How do we know how many miles we are running?
There are some pretty easy ways to figure this out. You could run at a track where the distance around each lap is known (most are 400 meters). You could go to a website like MapMyRun.com and draw your route on a map to determine distances. You could drive it in your car or on a bike with a speedometer to clock the miles, or you could make a wild guess at your distance based on the number of minutes that you are running. We choose to judge distance based on time, guessing that we are running somewhere around 10:30 miles. The important thing to us is to slowly increase the distance each week, and not go out too far too soon.
How do we know our pace?
We don’t and we don’t care. If you really are into this you can use this fancy device called a watch, or choose from a myriad of apps on your smartphone. Since we are running with an excitable dog, we start out each of our runs going much faster than I like. Our dog is very excited to be hitting the trail. I switch back and forth between running faster than my normal pace to using most of my energy to try to slow her down. By the end of the run, we are all moving at a considerably slower pace. Do we really care if we run a 10K at a 10-minute per mile pace? Not at all. We just want to feel good at the end of our run.
What else do we consider for our training?
We are very concerned with overheating our dog, so we go out on these runs early in the morning while the temperatures are still cool. We feed her a diet that helps to keep her hydrated. When we get home we make certain she has access to plenty of fresh clean water, and that the house is at a temperature where she can easily cool down. We are also spreading out the runs during the week, with lots of walking in-between and plenty of time to recover.

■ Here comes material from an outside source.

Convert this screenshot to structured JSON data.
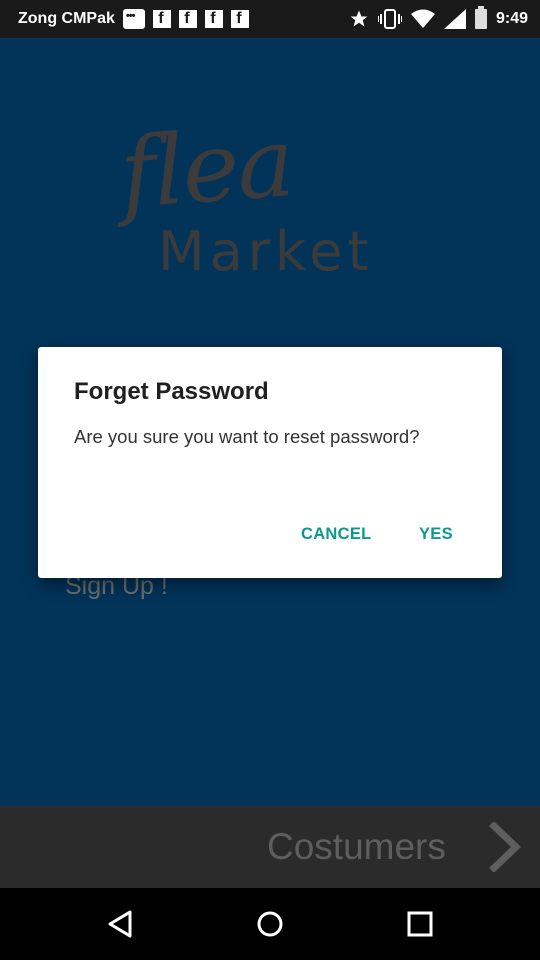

We’re pretty confident that in 5 more weeks we’re going to hit the 10K mark. For us, that means that Zola will be able to go out and run for about an hour at a time without injury, and we will have done it in a pretty relaxed way.
- Runner’s World Smart Coach - you have to create a free account to use the software, but then you can generate a custom training plan like the one above.
- Map My Run - a great tool for figuring out the distances of the runs near your home.
- RunKeeper - a nice app for the iPhone for measuring speed and distance.
- Maximizing Your Dog’s Athletic Performance: Just Add Water - a brilliant post that helps you understand hydration issues for your athletic dog.